The Special Branch knew they were training around the Queen's Park Savannah and up Lady Chancellor in army garb.

"You got the impression that they were training for something in particular?" Simmons asked.

"Yes, but we didn't know when it would happen," Thong answered.

Thong said there was "tension in the air that something was going to happen, and his colleagues in the Special Branch felt that way, too.

Asked whether he did not draw this to the attention of his superiors, he said: "It was plain to see that everybody knew."

Thong, who lost his right leg during the storming of the Parliament chamber by the Muslimeen insurgents, was standing by the official car when they struck. He said he decided to fire because the Muslimeen were firing at the Red House.

He hid by a vault close to the rotunda, but got shot by a bullet discharged by a man "who was shooting indiscriminately" as he entered the building through the Prime Minister's private entrance.

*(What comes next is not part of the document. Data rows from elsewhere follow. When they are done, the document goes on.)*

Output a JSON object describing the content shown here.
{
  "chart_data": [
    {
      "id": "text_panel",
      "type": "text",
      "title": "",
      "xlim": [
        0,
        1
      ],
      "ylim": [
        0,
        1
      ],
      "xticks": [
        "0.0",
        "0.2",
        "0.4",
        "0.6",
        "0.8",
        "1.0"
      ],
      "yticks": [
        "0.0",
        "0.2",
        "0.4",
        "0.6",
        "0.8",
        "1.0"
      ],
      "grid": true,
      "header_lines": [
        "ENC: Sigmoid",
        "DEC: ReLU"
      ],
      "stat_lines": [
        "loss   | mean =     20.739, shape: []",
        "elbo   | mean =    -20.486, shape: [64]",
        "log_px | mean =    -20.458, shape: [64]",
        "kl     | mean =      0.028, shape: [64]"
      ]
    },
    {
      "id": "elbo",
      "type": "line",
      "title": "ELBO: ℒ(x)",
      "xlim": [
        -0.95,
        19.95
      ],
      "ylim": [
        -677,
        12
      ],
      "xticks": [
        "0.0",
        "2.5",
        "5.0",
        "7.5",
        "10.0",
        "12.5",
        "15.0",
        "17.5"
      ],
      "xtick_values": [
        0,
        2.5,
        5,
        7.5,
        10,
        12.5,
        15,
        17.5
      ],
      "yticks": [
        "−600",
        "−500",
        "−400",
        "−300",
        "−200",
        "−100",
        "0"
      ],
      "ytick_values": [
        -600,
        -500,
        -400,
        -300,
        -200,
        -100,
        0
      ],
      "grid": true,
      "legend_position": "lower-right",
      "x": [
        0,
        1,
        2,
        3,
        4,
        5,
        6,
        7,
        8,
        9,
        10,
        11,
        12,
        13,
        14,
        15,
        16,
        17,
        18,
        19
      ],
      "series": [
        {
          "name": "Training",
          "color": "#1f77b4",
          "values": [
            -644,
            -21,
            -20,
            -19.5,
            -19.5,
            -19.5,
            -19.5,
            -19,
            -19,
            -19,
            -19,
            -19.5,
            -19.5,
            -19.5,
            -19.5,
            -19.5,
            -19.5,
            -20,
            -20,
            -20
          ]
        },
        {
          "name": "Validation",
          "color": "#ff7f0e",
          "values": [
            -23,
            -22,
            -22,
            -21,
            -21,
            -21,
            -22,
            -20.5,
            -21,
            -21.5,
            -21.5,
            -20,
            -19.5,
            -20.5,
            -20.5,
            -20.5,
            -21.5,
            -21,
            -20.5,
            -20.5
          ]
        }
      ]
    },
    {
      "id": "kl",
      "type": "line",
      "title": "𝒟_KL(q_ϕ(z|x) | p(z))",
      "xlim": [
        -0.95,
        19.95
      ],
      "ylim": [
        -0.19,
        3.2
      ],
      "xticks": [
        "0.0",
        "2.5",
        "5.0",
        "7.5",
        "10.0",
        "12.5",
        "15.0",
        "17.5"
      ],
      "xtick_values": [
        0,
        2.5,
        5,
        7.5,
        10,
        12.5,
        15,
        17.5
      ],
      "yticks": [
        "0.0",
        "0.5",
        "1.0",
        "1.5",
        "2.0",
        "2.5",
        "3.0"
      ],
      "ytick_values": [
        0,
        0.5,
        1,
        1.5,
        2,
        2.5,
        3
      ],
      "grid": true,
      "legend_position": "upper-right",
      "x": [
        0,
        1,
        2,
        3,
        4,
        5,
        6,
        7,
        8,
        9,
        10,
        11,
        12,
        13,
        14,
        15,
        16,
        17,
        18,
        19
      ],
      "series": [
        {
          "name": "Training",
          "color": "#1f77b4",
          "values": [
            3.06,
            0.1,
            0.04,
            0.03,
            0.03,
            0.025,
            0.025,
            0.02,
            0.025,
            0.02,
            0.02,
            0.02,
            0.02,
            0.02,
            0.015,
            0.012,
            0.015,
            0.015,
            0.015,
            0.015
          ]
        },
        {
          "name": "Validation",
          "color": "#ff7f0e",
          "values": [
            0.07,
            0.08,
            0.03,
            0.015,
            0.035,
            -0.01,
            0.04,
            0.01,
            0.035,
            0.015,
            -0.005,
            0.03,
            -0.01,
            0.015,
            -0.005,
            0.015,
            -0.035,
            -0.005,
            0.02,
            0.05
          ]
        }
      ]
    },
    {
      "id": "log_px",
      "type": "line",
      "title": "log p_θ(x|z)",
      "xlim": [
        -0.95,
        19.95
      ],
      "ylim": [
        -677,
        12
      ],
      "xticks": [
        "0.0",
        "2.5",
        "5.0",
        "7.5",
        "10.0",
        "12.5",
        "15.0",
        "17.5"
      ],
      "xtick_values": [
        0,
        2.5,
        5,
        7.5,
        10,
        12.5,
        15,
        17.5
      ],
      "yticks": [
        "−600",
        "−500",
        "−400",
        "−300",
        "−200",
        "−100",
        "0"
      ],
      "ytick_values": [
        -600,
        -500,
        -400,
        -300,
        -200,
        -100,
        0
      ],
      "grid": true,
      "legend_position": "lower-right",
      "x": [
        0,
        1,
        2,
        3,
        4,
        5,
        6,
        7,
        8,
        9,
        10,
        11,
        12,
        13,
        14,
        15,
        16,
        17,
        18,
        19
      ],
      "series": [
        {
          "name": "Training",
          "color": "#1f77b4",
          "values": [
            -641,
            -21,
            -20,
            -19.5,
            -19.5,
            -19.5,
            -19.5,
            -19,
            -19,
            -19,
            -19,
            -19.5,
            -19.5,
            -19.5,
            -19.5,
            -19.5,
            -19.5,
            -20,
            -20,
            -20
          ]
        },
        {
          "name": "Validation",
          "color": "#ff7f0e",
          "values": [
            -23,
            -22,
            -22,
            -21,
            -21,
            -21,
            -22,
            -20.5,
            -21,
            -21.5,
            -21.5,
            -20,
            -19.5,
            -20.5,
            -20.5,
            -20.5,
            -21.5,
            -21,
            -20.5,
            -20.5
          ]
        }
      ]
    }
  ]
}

Injured, Thong took off his shirt jack and used it to band his leg, and he dragged himself on his bottom to the southern side of the Red House and hid under the stairs.

Eventually, he was rescued by two officers from the Guard and Emergency Branch. He was handed over to a civilian, who in turn put him into a private car which took him to the Port of Spain General Hospital.

He lost consciousness shortly after reaching the hospital and when he awoke, he realised his leg was amputated.

Thong said through the assistance of the late Selwyn Richardson, former attorney general in the National Alliance for Reconstruction administration, he was sent to Venezuela to have a prosthetic leg fitted at the expense of the State.

He said he also received $126,000 in compensation in 1996 (while the United National Congress was in power) for the injuries he sustained.

He had also sustained gunshot injuries to the chest and left ear.

Asked by Simmons how come he was the only policeman to receive compensation, Thong said,he pressured the members of the government.